To what extent has local or even state control of public schools been usurped by legislation and litigation? Finally, this paper will seek to find ways for schools, parents, and other stakeholders to resolve disagreements at the local level regarding the educational placement and inclusion of students with special needs. Background Special education law Historically, education in the United States has been under the jurisdiction of the individual states and local school districts.
This philosophy has its roots in the Tenth Amendment to the U. S. Constitution, which states that "the powers not delegated to the United States by the Constitution, nor prohibited by it to the States, are reserved to the States respectively, or to the people. " Because education is not specifically mentioned in the Constitution, the power to operate schools has been reserved for the states. This does not mean, however, that schools are not bound by the Constitution.
Constitutional issues that affect schools include the First Amendment protections of free speech, the right to assemble, and religious issues. The Fourth Amendment protects against unreasonable search and seizure and carries with it an implied right to privacy. The Fourteenth Amendment includes the right to due process and equal protection under the law (U. S. Constitution). Each of these amendments has had a significant effect on education policy and on how schools are administered.

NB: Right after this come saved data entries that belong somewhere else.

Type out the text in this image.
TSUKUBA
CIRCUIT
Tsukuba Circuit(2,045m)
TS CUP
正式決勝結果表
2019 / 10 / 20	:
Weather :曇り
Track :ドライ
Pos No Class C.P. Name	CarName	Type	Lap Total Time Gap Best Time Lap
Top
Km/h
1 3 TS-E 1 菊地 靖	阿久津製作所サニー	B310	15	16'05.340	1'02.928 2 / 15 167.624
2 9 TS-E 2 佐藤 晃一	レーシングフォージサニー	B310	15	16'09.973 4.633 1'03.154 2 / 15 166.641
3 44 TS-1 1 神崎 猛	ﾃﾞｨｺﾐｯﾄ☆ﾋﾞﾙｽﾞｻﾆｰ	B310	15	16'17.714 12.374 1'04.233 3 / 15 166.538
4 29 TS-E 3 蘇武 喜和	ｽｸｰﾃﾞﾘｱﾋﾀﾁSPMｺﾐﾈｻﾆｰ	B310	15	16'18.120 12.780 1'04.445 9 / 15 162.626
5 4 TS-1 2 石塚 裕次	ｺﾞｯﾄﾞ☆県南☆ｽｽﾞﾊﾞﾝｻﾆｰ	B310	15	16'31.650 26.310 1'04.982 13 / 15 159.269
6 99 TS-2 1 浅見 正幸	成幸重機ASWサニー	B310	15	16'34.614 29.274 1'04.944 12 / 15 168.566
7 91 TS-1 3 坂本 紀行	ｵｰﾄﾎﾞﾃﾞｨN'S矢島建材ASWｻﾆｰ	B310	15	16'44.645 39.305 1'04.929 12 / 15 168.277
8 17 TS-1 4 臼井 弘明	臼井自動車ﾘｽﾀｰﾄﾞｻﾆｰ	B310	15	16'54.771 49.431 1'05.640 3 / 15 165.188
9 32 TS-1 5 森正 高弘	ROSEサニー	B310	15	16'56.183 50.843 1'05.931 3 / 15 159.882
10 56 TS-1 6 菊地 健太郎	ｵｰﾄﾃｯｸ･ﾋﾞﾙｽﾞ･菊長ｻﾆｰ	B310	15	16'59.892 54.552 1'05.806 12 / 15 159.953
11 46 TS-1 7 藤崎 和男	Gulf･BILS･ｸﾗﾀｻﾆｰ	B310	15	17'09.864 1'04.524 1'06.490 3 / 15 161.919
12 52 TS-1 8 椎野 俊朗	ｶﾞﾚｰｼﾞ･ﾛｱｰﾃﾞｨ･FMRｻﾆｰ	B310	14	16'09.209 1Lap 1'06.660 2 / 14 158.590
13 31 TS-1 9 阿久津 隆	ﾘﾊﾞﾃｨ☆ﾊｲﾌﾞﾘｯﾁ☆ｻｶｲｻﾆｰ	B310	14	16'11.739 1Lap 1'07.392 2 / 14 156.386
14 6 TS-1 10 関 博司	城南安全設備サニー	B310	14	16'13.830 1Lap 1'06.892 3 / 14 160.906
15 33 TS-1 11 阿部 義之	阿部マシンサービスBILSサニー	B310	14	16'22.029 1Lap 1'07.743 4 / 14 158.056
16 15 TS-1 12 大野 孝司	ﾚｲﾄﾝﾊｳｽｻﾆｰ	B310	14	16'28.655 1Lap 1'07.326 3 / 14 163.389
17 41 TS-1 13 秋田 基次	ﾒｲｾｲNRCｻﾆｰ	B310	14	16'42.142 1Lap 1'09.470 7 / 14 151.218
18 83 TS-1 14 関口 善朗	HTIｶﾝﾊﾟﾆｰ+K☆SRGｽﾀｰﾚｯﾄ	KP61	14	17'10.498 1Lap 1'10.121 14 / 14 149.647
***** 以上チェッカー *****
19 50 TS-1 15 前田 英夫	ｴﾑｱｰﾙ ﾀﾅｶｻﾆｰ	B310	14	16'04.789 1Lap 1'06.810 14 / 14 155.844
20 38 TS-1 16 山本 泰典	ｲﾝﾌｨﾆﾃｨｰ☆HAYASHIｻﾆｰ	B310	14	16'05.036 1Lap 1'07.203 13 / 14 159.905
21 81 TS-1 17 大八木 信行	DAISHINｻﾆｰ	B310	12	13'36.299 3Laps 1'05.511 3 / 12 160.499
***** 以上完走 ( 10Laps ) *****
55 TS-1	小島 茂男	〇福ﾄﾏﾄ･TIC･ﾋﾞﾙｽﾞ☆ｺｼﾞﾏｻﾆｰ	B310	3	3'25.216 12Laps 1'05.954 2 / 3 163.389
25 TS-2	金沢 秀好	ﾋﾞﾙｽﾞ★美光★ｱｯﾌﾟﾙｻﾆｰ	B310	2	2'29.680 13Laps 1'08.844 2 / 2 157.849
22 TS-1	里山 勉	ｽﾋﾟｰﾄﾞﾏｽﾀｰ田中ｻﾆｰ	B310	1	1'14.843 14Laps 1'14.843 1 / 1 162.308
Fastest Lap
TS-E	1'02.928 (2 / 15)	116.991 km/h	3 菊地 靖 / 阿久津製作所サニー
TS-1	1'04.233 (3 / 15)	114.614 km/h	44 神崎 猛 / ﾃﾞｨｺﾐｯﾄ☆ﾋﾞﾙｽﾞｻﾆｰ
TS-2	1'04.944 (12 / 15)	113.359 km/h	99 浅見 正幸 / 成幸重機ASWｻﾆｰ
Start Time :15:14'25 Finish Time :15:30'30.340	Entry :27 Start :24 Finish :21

In the absence of federal laws pertaining to education, much of current education law has been shaped by court rulings. In the cases of school segregation and special education, court rulings proceeded and influenced laws that would eventually be passed by Congress. The Fourteenth Amendment, for example, was cited in the landmark anti-school segregation decision of Brown v. Board of Education. Although there was no specific federal law barring discrimination in schools, the Supreme Court ruled that the practice of school segregation was unconstitutional.
The Fourteenth Amendment was also cited in Mills v. Board of Education of the District of Columbia (1972) and in Pennsylvania Association for Retarded Children (PARC) v. Commonwealth, federal district court cases that involved the right of children with special education at no cost to the parents (Daugherty, 2001, p. 3). As in Brown had done nearly 20 years before, Mills and PARC anticipated and contributed to federal education laws.